Die geometrischen Körper, mit denen Avery Singer ihre großen Formate bevölkert, sehen aus, als seien sie aus Karton gebaut. Mit ihrer hochgradig wiedererkennbaren Bildsprache ist die 1987 in New York geborene Künstlerin schnell bekannt geworden.
Ist es noch Malerei, wenn jemand die Bildfläche mit dem 3-D-Modellierungsprogramm SketchUp durchkonstruiert und die Elemente mit Airbrush auf Leinwand oder Holz überträgt? Singer geht an die Grenze des Genres, ihr Sujet aber ist die Kunst: Ihre Figuren sitzen im Atelier, führen Performances auf oder feiern im Club ("Städel Students Go to Berghain").

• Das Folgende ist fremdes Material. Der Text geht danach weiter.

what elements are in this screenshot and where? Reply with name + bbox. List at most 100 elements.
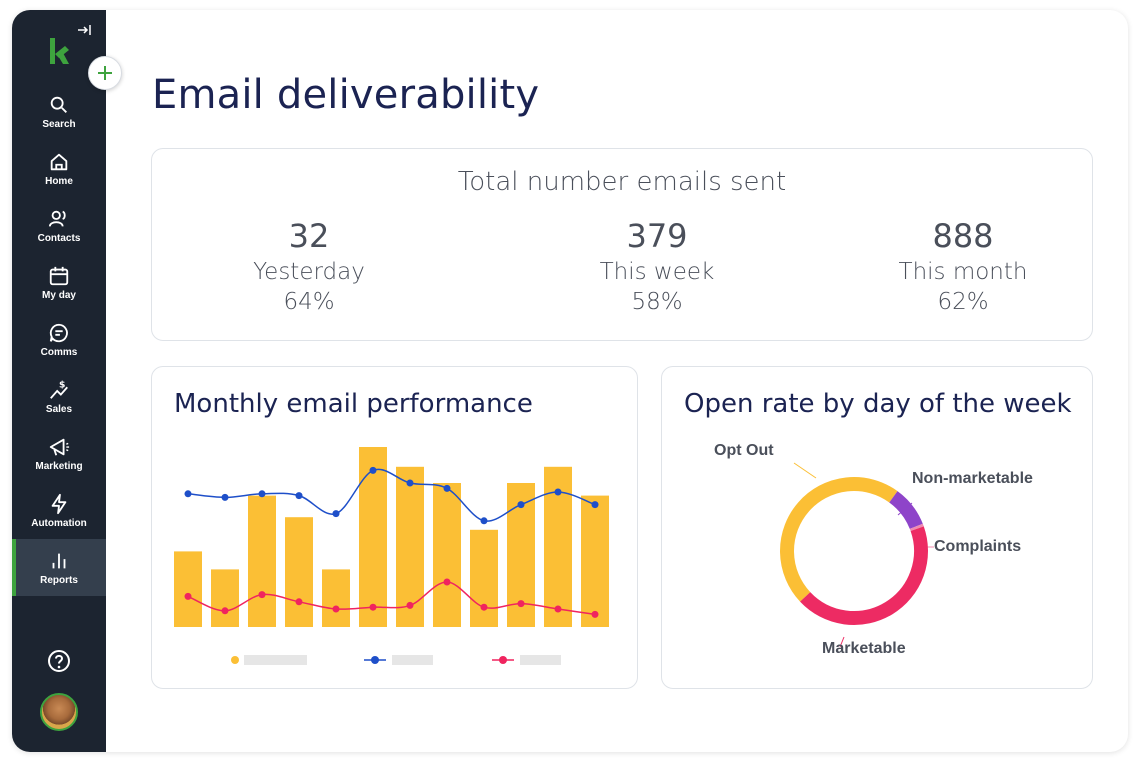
sidebar-item-marketing[interactable]: Marketing — [12, 425, 106, 482]
monthly-performance-title: Monthly email performance — [174, 389, 533, 419]
data-point[interactable] — [369, 603, 377, 611]
legend-placeholder — [244, 655, 307, 665]
slice-leader-line — [839, 636, 845, 648]
sidebar-item-label: Contacts — [37, 232, 81, 244]
sidebar-item-contacts[interactable]: Contacts — [12, 197, 106, 254]
data-point[interactable] — [221, 493, 229, 501]
data-point[interactable] — [517, 501, 525, 509]
sidebar: Search Home Contacts My day Comms $ Sale… — [12, 10, 106, 752]
legend-swatch — [499, 656, 507, 664]
monthly-performance-card: Monthly email performance — [151, 366, 638, 689]
open-rate-card: Open rate by day of the week Opt Out Non-… — [661, 366, 1093, 689]
sidebar-item-label: Search — [42, 118, 76, 130]
total-emails-card: Total number emails sent 32 Yesterday 64… — [151, 148, 1093, 341]
data-point[interactable] — [443, 484, 451, 492]
slice-label: Opt Out — [714, 442, 774, 459]
slice-label: Non-marketable — [912, 470, 1033, 487]
donut-slice[interactable] — [909, 523, 924, 532]
data-point[interactable] — [369, 466, 377, 474]
collapse-sidebar-icon[interactable] — [76, 22, 92, 38]
data-point[interactable] — [443, 578, 451, 586]
open-rate-donut-chart: Opt Out Non-marketable Complaints Marketabl… — [714, 442, 1033, 657]
sidebar-item-my-day[interactable]: My day — [12, 254, 106, 311]
stat-label: This week — [599, 259, 715, 285]
donut-slice[interactable] — [780, 477, 898, 602]
chat-icon — [49, 323, 68, 342]
sidebar-item-comms[interactable]: Comms — [12, 311, 106, 368]
sidebar-item-automation[interactable]: Automation — [12, 482, 106, 539]
sidebar-item-label: My day — [42, 289, 76, 301]
calendar-icon — [49, 266, 69, 285]
legend-swatch — [231, 656, 239, 664]
bar[interactable] — [470, 529, 498, 627]
bar[interactable] — [174, 551, 202, 627]
donut-slice[interactable] — [889, 491, 923, 530]
sidebar-item-label: Sales — [45, 403, 73, 415]
sidebar-item-sales[interactable]: $ Sales — [12, 368, 106, 425]
stat-value: 888 — [932, 217, 994, 255]
legend-item[interactable] — [364, 655, 433, 665]
stat-percentage: 58% — [631, 289, 683, 315]
avatar[interactable] — [40, 693, 78, 731]
data-point[interactable] — [184, 490, 192, 498]
stat-this-week: 379 This week 58% — [537, 217, 777, 315]
open-rate-title: Open rate by day of the week — [684, 389, 1072, 419]
stat-label: This month — [898, 259, 1028, 285]
bar[interactable] — [359, 447, 387, 627]
contacts-icon — [48, 210, 66, 227]
bar[interactable] — [433, 483, 461, 627]
legend-placeholder — [520, 655, 561, 665]
donut-slice[interactable] — [800, 526, 928, 625]
data-point[interactable] — [221, 607, 229, 615]
data-point[interactable] — [295, 598, 303, 606]
add-button[interactable] — [88, 56, 122, 90]
page-title: Email deliverability — [152, 72, 540, 118]
data-point[interactable] — [517, 600, 525, 608]
stat-value: 32 — [288, 217, 330, 255]
legend-placeholder — [392, 655, 433, 665]
search-icon — [50, 96, 67, 113]
bar[interactable] — [285, 517, 313, 627]
help-icon[interactable] — [47, 649, 71, 673]
sidebar-item-reports[interactable]: Reports — [12, 539, 106, 596]
sidebar-item-label: Marketing — [35, 460, 83, 472]
stat-this-month: 888 This month 62% — [843, 217, 1083, 315]
bar[interactable] — [248, 495, 276, 627]
sidebar-item-label: Comms — [40, 346, 78, 358]
bar[interactable] — [581, 495, 609, 627]
keap-logo[interactable] — [48, 38, 70, 64]
megaphone-icon — [49, 438, 70, 456]
legend-swatch — [371, 656, 379, 664]
sidebar-item-home[interactable]: Home — [12, 140, 106, 197]
bar[interactable] — [322, 569, 350, 627]
data-point[interactable] — [295, 492, 303, 500]
stat-yesterday: 32 Yesterday 64% — [189, 217, 429, 315]
monthly-performance-chart — [174, 447, 609, 665]
data-point[interactable] — [591, 501, 599, 509]
stat-label: Yesterday — [253, 259, 365, 285]
slice-leader-line — [793, 462, 817, 479]
data-point[interactable] — [258, 490, 266, 498]
legend-item[interactable] — [492, 655, 561, 665]
data-point[interactable] — [258, 591, 266, 599]
data-point[interactable] — [480, 517, 488, 525]
bar[interactable] — [211, 569, 239, 627]
sidebar-item-label: Home — [45, 175, 73, 187]
data-point[interactable] — [406, 479, 414, 487]
data-point[interactable] — [591, 610, 599, 618]
sidebar-item-label: Automation — [31, 517, 87, 529]
data-point[interactable] — [554, 488, 562, 496]
data-point[interactable] — [480, 603, 488, 611]
stat-value: 379 — [626, 217, 688, 255]
data-point[interactable] — [406, 601, 414, 609]
data-point[interactable] — [332, 605, 340, 613]
home-icon — [50, 153, 68, 170]
data-point[interactable] — [332, 510, 340, 518]
sales-icon: $ — [50, 379, 68, 399]
sidebar-item-label: Reports — [40, 574, 78, 586]
sidebar-item-search[interactable]: Search — [12, 83, 106, 140]
data-point[interactable] — [184, 592, 192, 600]
legend-item[interactable] — [231, 655, 307, 665]
plus-icon — [98, 66, 112, 80]
data-point[interactable] — [554, 605, 562, 613]
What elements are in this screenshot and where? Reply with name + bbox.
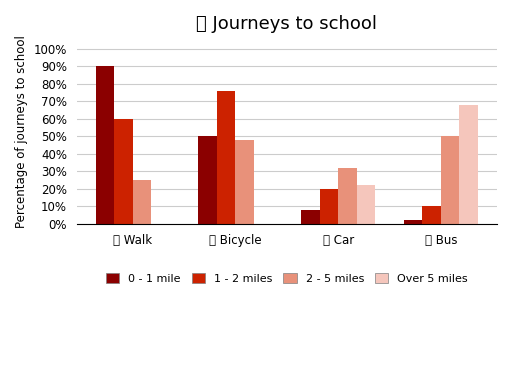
Legend: 0 - 1 mile, 1 - 2 miles, 2 - 5 miles, Over 5 miles: 0 - 1 mile, 1 - 2 miles, 2 - 5 miles, Ov… [101, 269, 472, 288]
Bar [114, 119, 133, 224]
Bar [217, 91, 236, 224]
Y-axis label: Percentage of journeys to school: Percentage of journeys to school [15, 36, 28, 228]
Title: 🏫 Journeys to school: 🏫 Journeys to school [196, 15, 377, 33]
Bar [338, 168, 357, 224]
Bar [422, 206, 441, 224]
Bar [404, 221, 422, 224]
Bar [133, 180, 151, 224]
Bar [441, 137, 459, 224]
Bar [459, 105, 478, 224]
Bar [96, 66, 114, 224]
Bar [301, 210, 319, 224]
Bar [199, 137, 217, 224]
Bar [357, 185, 375, 224]
Bar [319, 189, 338, 224]
Bar [236, 140, 254, 224]
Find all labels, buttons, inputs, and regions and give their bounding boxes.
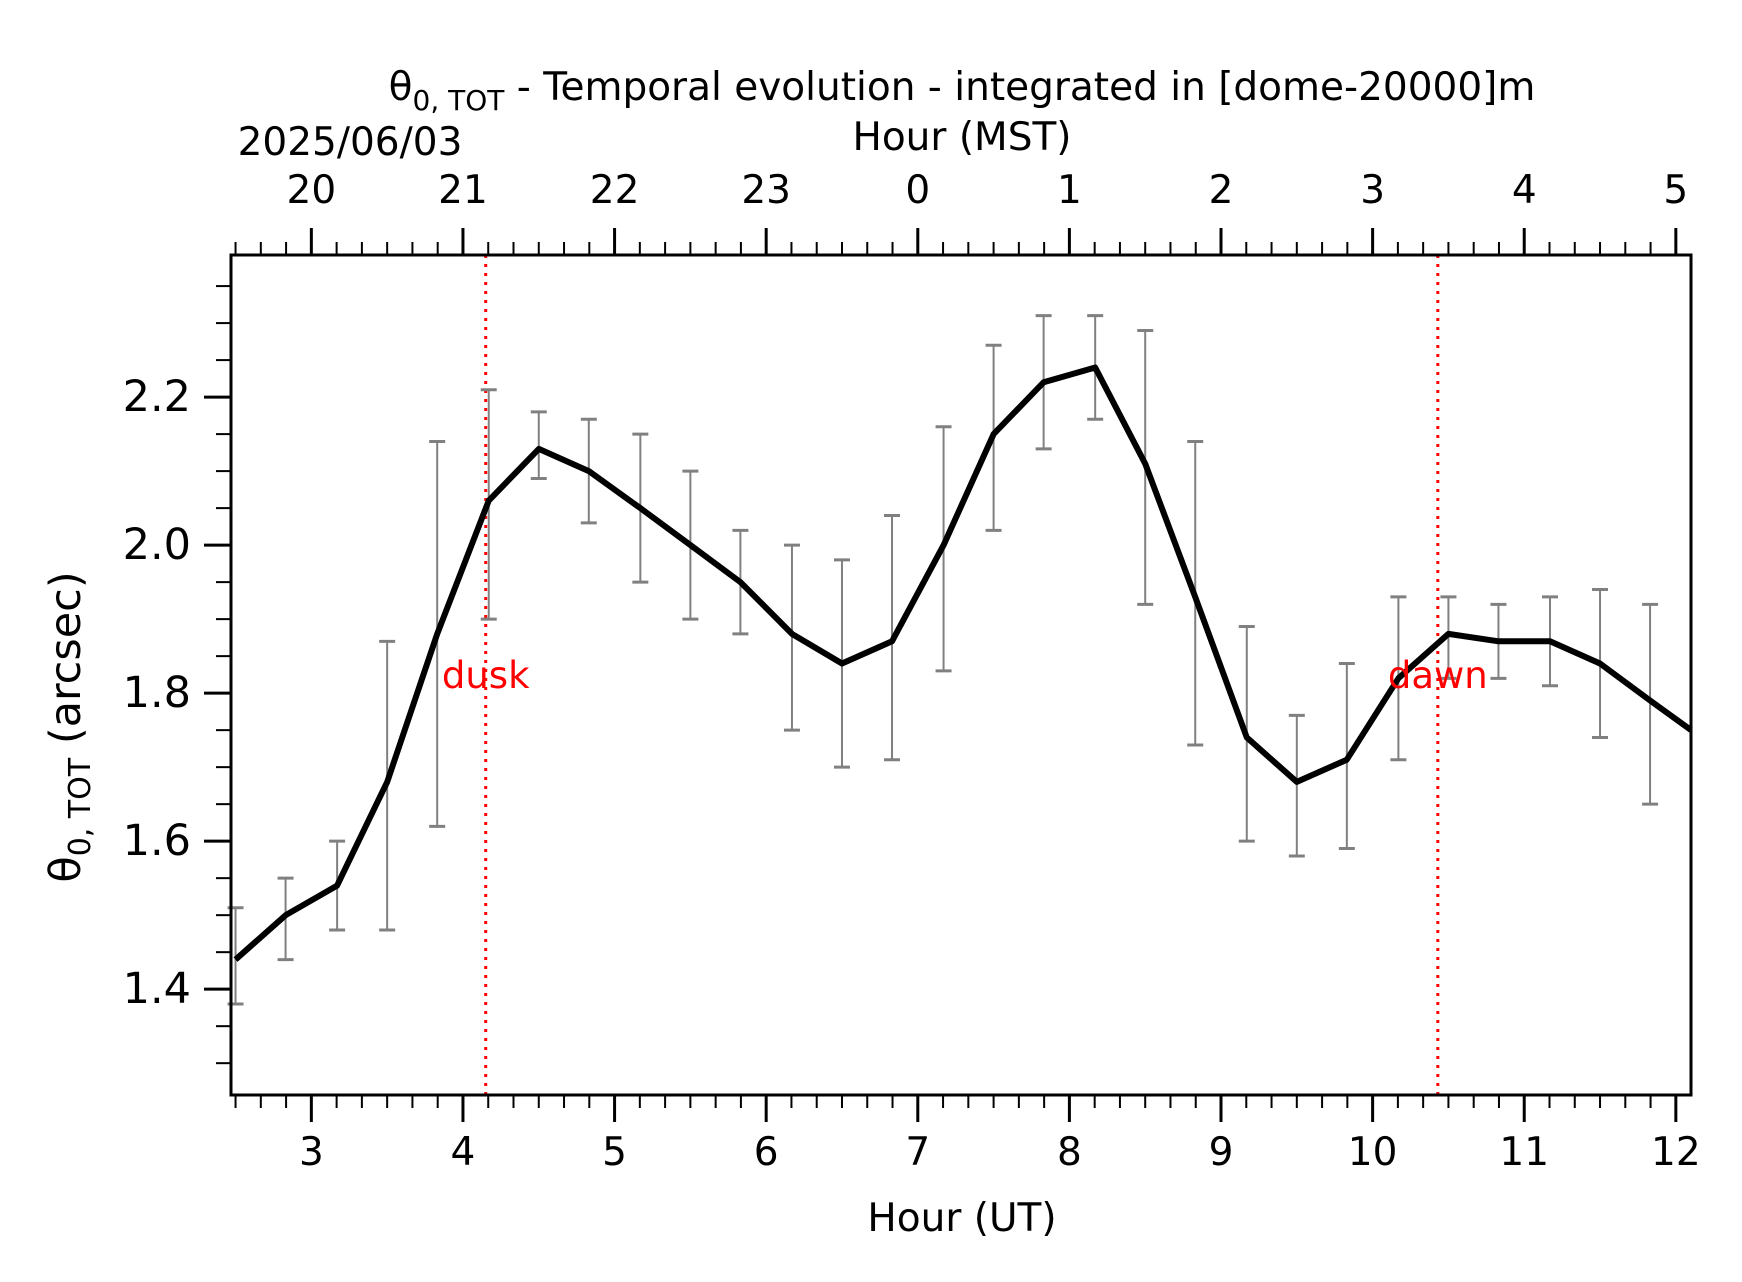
- y-tick-label: 2.0: [123, 520, 191, 570]
- vline-label-dusk: dusk: [442, 654, 530, 697]
- y-tick-label: 1.6: [123, 816, 191, 866]
- ylabel-symbol: θ: [41, 856, 91, 882]
- x2-tick-label: 22: [590, 168, 640, 213]
- x2-tick-label: 3: [1360, 168, 1385, 213]
- x-tick-label: 10: [1348, 1130, 1398, 1175]
- x2-tick-label: 23: [741, 168, 791, 213]
- ylabel-subscript: 0, TOT: [63, 757, 98, 856]
- x-axis-label: Hour (UT): [867, 1196, 1056, 1241]
- series-line: [233, 364, 1693, 962]
- y-axis-label: θ0, TOT (arcsec): [41, 571, 98, 882]
- x2-tick-label: 0: [905, 168, 930, 213]
- y-tick-label: 1.4: [123, 964, 191, 1014]
- svg-text:θ0, TOT (arcsec): θ0, TOT (arcsec): [41, 571, 98, 882]
- title-symbol: θ: [389, 65, 413, 110]
- x2-axis-ticks: 20 21 22 23 0 1 2 3 4 5: [234, 168, 1688, 255]
- title-subscript: 0, TOT: [413, 84, 506, 117]
- plot-frame: [229, 253, 1693, 1097]
- x-tick-label: 5: [602, 1130, 627, 1175]
- x-tick-label: 4: [451, 1130, 476, 1175]
- x2-tick-label: 20: [287, 168, 337, 213]
- x-tick-label: 7: [905, 1130, 930, 1175]
- errorbar: [783, 543, 800, 732]
- date-label: 2025/06/03: [238, 120, 463, 165]
- errorbar: [530, 410, 547, 481]
- title-rest: - Temporal evolution - integrated in [do…: [504, 65, 1535, 110]
- x-axis-ticks: 3 4 5 6 7 8 9 10 11 12: [234, 1095, 1701, 1175]
- x-tick-label: 6: [754, 1130, 779, 1175]
- errorbar: [1288, 713, 1305, 858]
- vline-labels: dusk dawn: [442, 654, 1488, 697]
- x2-axis-label: Hour (MST): [853, 115, 1072, 160]
- x-tick-label: 3: [299, 1130, 324, 1175]
- x-tick-label: 11: [1499, 1130, 1549, 1175]
- chart-title: θ0, TOT - Temporal evolution - integrate…: [389, 65, 1536, 117]
- y-tick-label: 1.8: [123, 668, 191, 718]
- errorbar: [1642, 602, 1659, 806]
- x2-tick-label: 1: [1057, 168, 1082, 213]
- x-tick-label: 12: [1651, 1130, 1701, 1175]
- x2-tick-label: 2: [1209, 168, 1234, 213]
- y-axis-ticks: 1.4 1.6 1.8 2.0 2.2: [123, 285, 231, 1065]
- x2-tick-label: 5: [1663, 168, 1688, 213]
- series-layer: [233, 364, 1693, 962]
- x-tick-label: 9: [1209, 1130, 1234, 1175]
- x2-tick-label: 4: [1512, 168, 1537, 213]
- y-tick-label: 2.2: [123, 372, 191, 422]
- x2-tick-label: 21: [438, 168, 488, 213]
- x-tick-label: 8: [1057, 1130, 1082, 1175]
- ylabel-rest: (arcsec): [41, 571, 91, 757]
- svg-text:θ0, TOT - Temporal evolution -: θ0, TOT - Temporal evolution - integrate…: [389, 65, 1536, 117]
- vline-label-dawn: dawn: [1388, 654, 1488, 697]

Angesichts ihres persiflierenden Blicks auf die Kunstwelt hätte man Singer zugetraut, auch die Künstlerpublikation neu zu erfinden. Doch die Monografie, die anlässlich ihrer Ausstellungen in der Kunsthalle Zürich und der Fondazione Sandretto Re Rebaudengo erschienen ist, zeigt sich als klassischer erster Katalog. Nach dem Abbildungsteil wird der Kosmos der Künstlerin mit einer treffsicheren Auswahl absurder Fotos und mit vier Essays aufgeblättert. So beschreibt der Kurator Aram Moshayedi Peinlichkeiten des Kunstjargons, während die Künstlerin Carmen Winant Anekdoten aus Singers Leben erzählt.
Das macht Spaß zu lesen, wie auch der Beitrag des Malers Matthew Brannon, der sich in den Alltag an der Kunsthochschule hineinfiebert – bis zum Mord an den Dozenten. Der Punk, den man in Singers Kunst und nach der Lektüre der Texte vermutet, steckt in klug als Prolog und Epilog integrierten schwarz-weißen Hardcore-Zeichnungen von Ebecho Muslimova, auf denen sich eine Sexpuppe mit Insignien von Kunst vergnügt. Ein kleiner, passender Sidekick.